Not that she was Judge Wells’s granddaughter. He was sorry for the rest of it.
“That must have been tough tonight, seeing the judge’s corpse....” He shuddered for her.
It had been more than twenty years, but she still occasionally had the nightmares. She had no doubt that she would have one tonight...if she ever slept. She nodded.
“But that doesn’t mean that you couldn’t have killed her.”
She lifted her hands. “I couldn’t have. Physically, I couldn’t have, and you know that.”

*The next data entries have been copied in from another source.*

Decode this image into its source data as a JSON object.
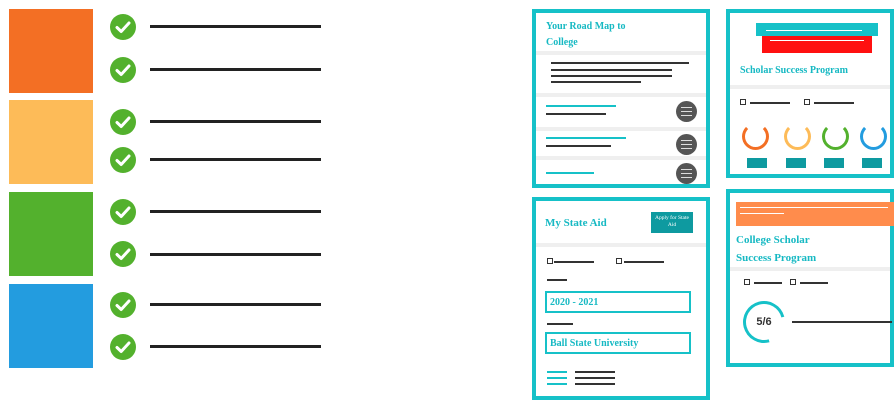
{
  "colors": {
    "orange": "#f36f24",
    "yellow": "#fdbb58",
    "green": "#53b12d",
    "blue": "#239cdf",
    "check": "#53b12d",
    "teal": "#16c1c8",
    "red": "#ff1010",
    "peach": "#ff8c4c"
  },
  "checklist": {
    "swatches": [
      "orange",
      "yellow",
      "green",
      "blue"
    ],
    "items_per_swatch": 2,
    "icon": "check-circle-icon"
  },
  "roadmap": {
    "title": "Your Road Map to College",
    "items_icon": "menu-icon"
  },
  "state_aid": {
    "title": "My State Aid",
    "apply_button": "Apply for State Aid",
    "year": "2020 - 2021",
    "school": "Ball State University"
  },
  "scholar": {
    "title": "Scholar Success Program",
    "rings": [
      "#f36f24",
      "#fdbb58",
      "#53b12d",
      "#239cdf"
    ]
  },
  "college_scholar": {
    "title_line1": "College Scholar",
    "title_line2": "Success Program",
    "progress": "5/6"
  }
}
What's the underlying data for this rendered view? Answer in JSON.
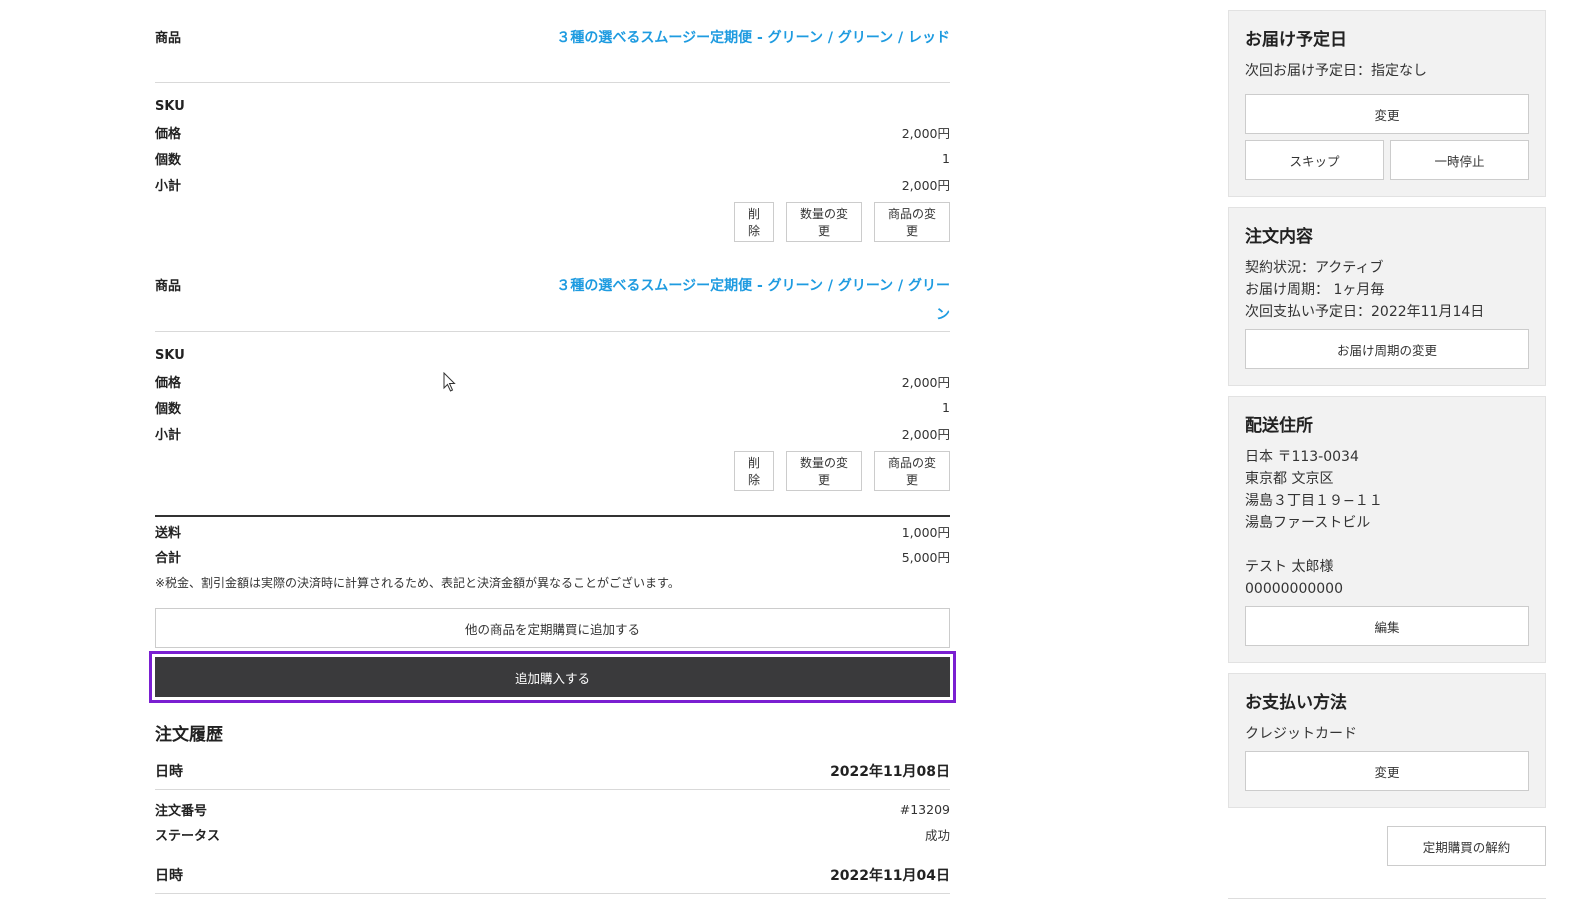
{
  "items": [
    {
      "product_label": "商品",
      "product_name": "３種の選べるスムージー定期便 - グリーン / グリーン / レッド",
      "sku_label": "SKU",
      "price_label": "価格",
      "price": "2,000円",
      "qty_label": "個数",
      "qty": "1",
      "subtotal_label": "小計",
      "subtotal": "2,000円",
      "delete_btn": "削除",
      "change_qty_btn": "数量の変更",
      "change_product_btn": "商品の変更"
    },
    {
      "product_label": "商品",
      "product_name": "３種の選べるスムージー定期便 - グリーン / グリーン / グリーン",
      "sku_label": "SKU",
      "price_label": "価格",
      "price": "2,000円",
      "qty_label": "個数",
      "qty": "1",
      "subtotal_label": "小計",
      "subtotal": "2,000円",
      "delete_btn": "削除",
      "change_qty_btn": "数量の変更",
      "change_product_btn": "商品の変更"
    }
  ],
  "totals": {
    "shipping_label": "送料",
    "shipping": "1,000円",
    "total_label": "合計",
    "total": "5,000円",
    "note": "※税金、割引金額は実際の決済時に計算されるため、表記と決済金額が異なることがございます。"
  },
  "actions": {
    "add_other": "他の商品を定期購買に追加する",
    "add_purchase": "追加購入する"
  },
  "history": {
    "title": "注文履歴",
    "date_label": "日時",
    "order_no_label": "注文番号",
    "status_label": "ステータス",
    "entries": [
      {
        "date": "2022年11月08日",
        "order_no": "#13209",
        "status": "成功"
      },
      {
        "date": "2022年11月04日"
      }
    ]
  },
  "sidebar": {
    "delivery": {
      "title": "お届け予定日",
      "next": "次回お届け予定日：指定なし",
      "change_btn": "変更",
      "skip_btn": "スキップ",
      "pause_btn": "一時停止"
    },
    "order": {
      "title": "注文内容",
      "status": "契約状況：アクティブ",
      "cycle": "お届け周期： 1ヶ月毎",
      "next_payment": "次回支払い予定日：2022年11月14日",
      "change_cycle_btn": "お届け周期の変更"
    },
    "address": {
      "title": "配送住所",
      "line1": "日本 〒113-0034",
      "line2": "東京都 文京区",
      "line3": "湯島３丁目１９−１１",
      "line4": "湯島ファーストビル",
      "name": "テスト 太郎様",
      "phone": "00000000000",
      "edit_btn": "編集"
    },
    "payment": {
      "title": "お支払い方法",
      "method": "クレジットカード",
      "change_btn": "変更"
    },
    "cancel_btn": "定期購買の解約"
  }
}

He shrugged. “Maybe you used a weapon. Did you really have nothing with you when the officers brought you in?”
She shook her head. “I have no idea what kind of weapon could have done that to Brenda.” Now she shuddered for herself and for her dead employer.
“If that were true, why did you hide your things from the officers at the scene?” he asked.
“What things?” she asked. “I didn’t bring anything with me.” Thanks to the car explosion, she had nothing left.
The detective sighed, as if frustrated with her. “Miss Wells—”
“You’re wasting your time with me when you should be finding Judge Foster’s bodyguard,” she said. “He was the last one to see her alive—because he was with her when I left her house.”
And Chuck had been such a burly man that he wouldn’t have needed a weapon to kill Brenda or even a man twice her size. Had Parker gone after him? Was that why he hadn’t come to the police department with her?
If he had tracked down Chuck on his own, he could wind up as brutally murdered as Brenda had been. Despite the heat of the stale air in the small room, her blood chilled, and she shivered in reaction.
“You need to find that man right now,” she said. Before Parker found him—unless it was already too late.